Nyquist Therom: Fn = 2B

By just looking at that it's not very apparent what it means. Fn is the Nyquist rate, which is defined by two times the highest frequency found in the signal that is being sampled.

Why do we care? Well if we want to limit the amount of aliasing we get in out reconstructed signal, it becomes necessary to sample the original signal with a higher frequency than the Nyquist rate or Fs > Fn.

What is sampling? That's essentially when you take a signal and hit it with a delta function at a certain frequency or rate.

Fun things that happen if the original is sampled faster than the Nyquist rate: The reconstructed signal can appear to be going the opposite direction than the original or not be moving at all.

Sampling at the Nyquist rate gives a signal that only shows two points of the period and a recreated signal would not be able to reconstruct the direction of the original signal.
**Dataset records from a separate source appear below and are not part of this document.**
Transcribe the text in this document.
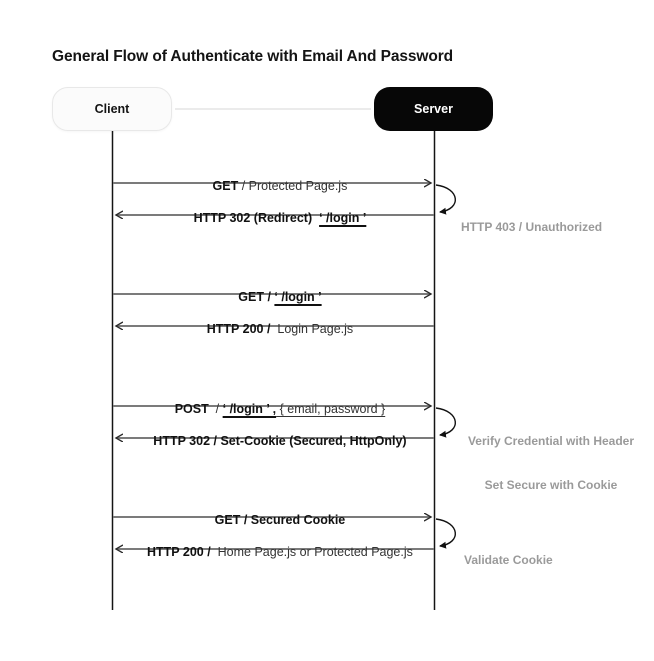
General Flow of Authenticate with Email And Password
Client	Server

GET / Protected Page.js

HTTP 302 (Redirect)  ‘ /login ’

GET / ‘ /login ’

HTTP 200 /  Login Page.js

POST  / ‘ /login ’ , { email, password }

HTTP 302 / Set-Cookie (Secured, HttpOnly)

GET / Secured Cookie

HTTP 200 /  Home Page.js or Protected Page.js

HTTP 403 / Unauthorized

Verify Credential with Header

Set Secure with Cookie

Validate Cookie
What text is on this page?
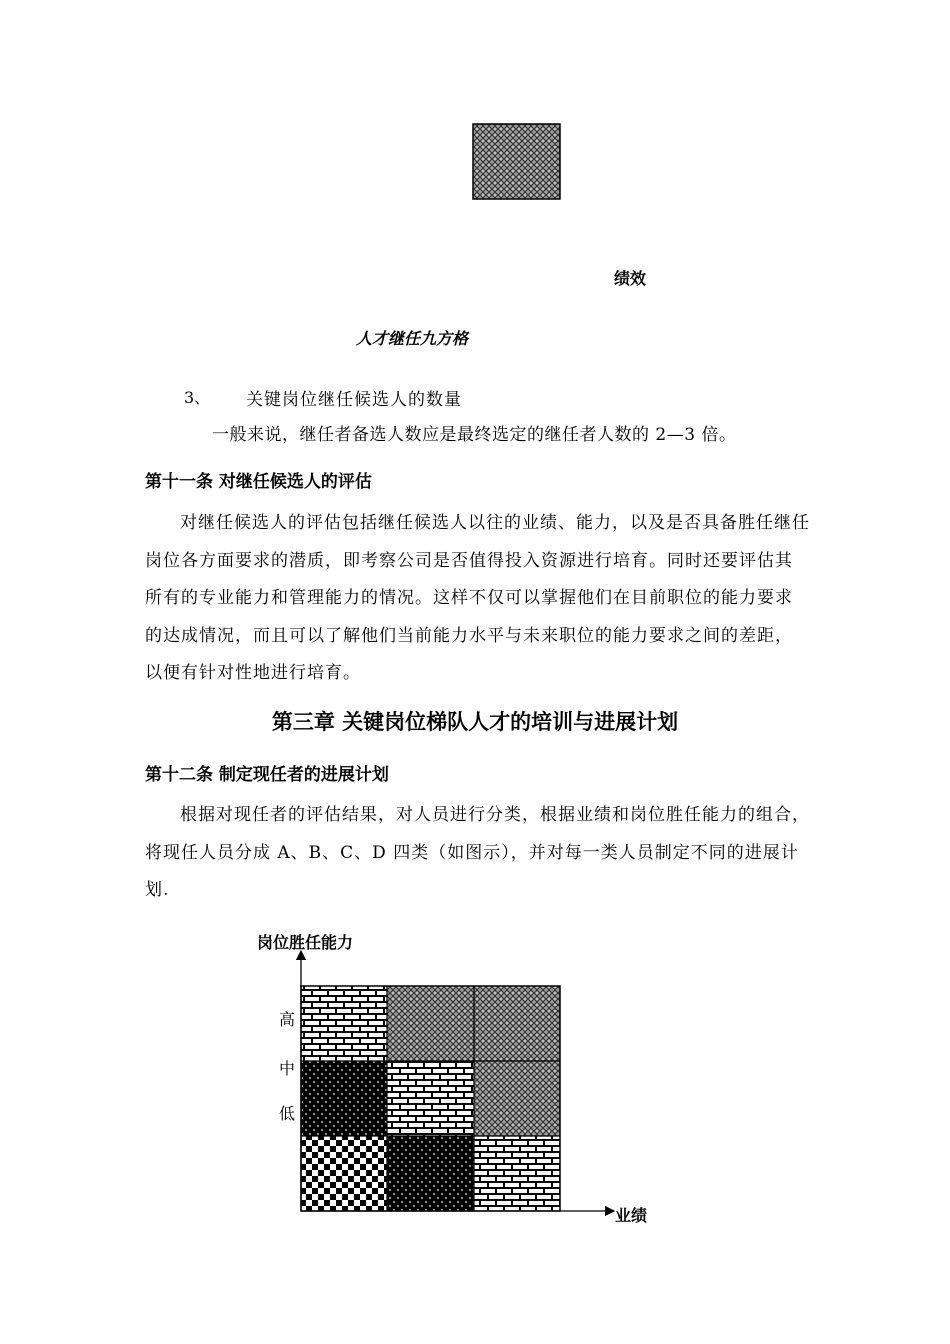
绩效
人才继任九方格
3、 关键岗位继任候选人的数量
一般来说，继任者备选人数应是最终选定的继任者人数的 2—3 倍。
第十一条 对继任候选人的评估

对继任候选人的评估包括继任候选人以往的业绩、能力，以及是否具备胜任继任岗位各方面要求的潜质，即考察公司是否值得投入资源进行培育。同时还要评估其所有的专业能力和管理能力的情况。这样不仅可以掌握他们在目前职位的能力要求的达成情况，而且可以了解他们当前能力水平与未来职位的能力要求之间的差距，以便有针对性地进行培育。

第三章 关键岗位梯队人才的培训与进展计划
第十二条 制定现任者的进展计划

根据对现任者的评估结果，对人员进行分类，根据业绩和岗位胜任能力的组合，将现任人员分成 A、B、C、D 四类（如图示），并对每一类人员制定不同的进展计划.

岗位胜任能力
业绩
高
中
低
Real World Applications: A to D converter or analog to digital converter. Lets say we want to record the latest greatest hit from our favorite music artist, because we realize that said artist isn't always going to be available when we sudden get the urge to hear their songs. So we convinced them to play for us and we setup a microphone and a digital recorder. We need to setup a sampling rate so we can catch and recreate every note being played. We have to sample frequently enough to catch the highest frequency the human ear can hear. If we set our sampling rate too low certain notes will sound just fine while higher ones will will come out as different notes entirely (mostly noise,which would be very sad). That's why we want to set our sampling rate to more than twice the highest frequency that can be heard so we can accurately recreate the song (well as accurately as hardware will allow)!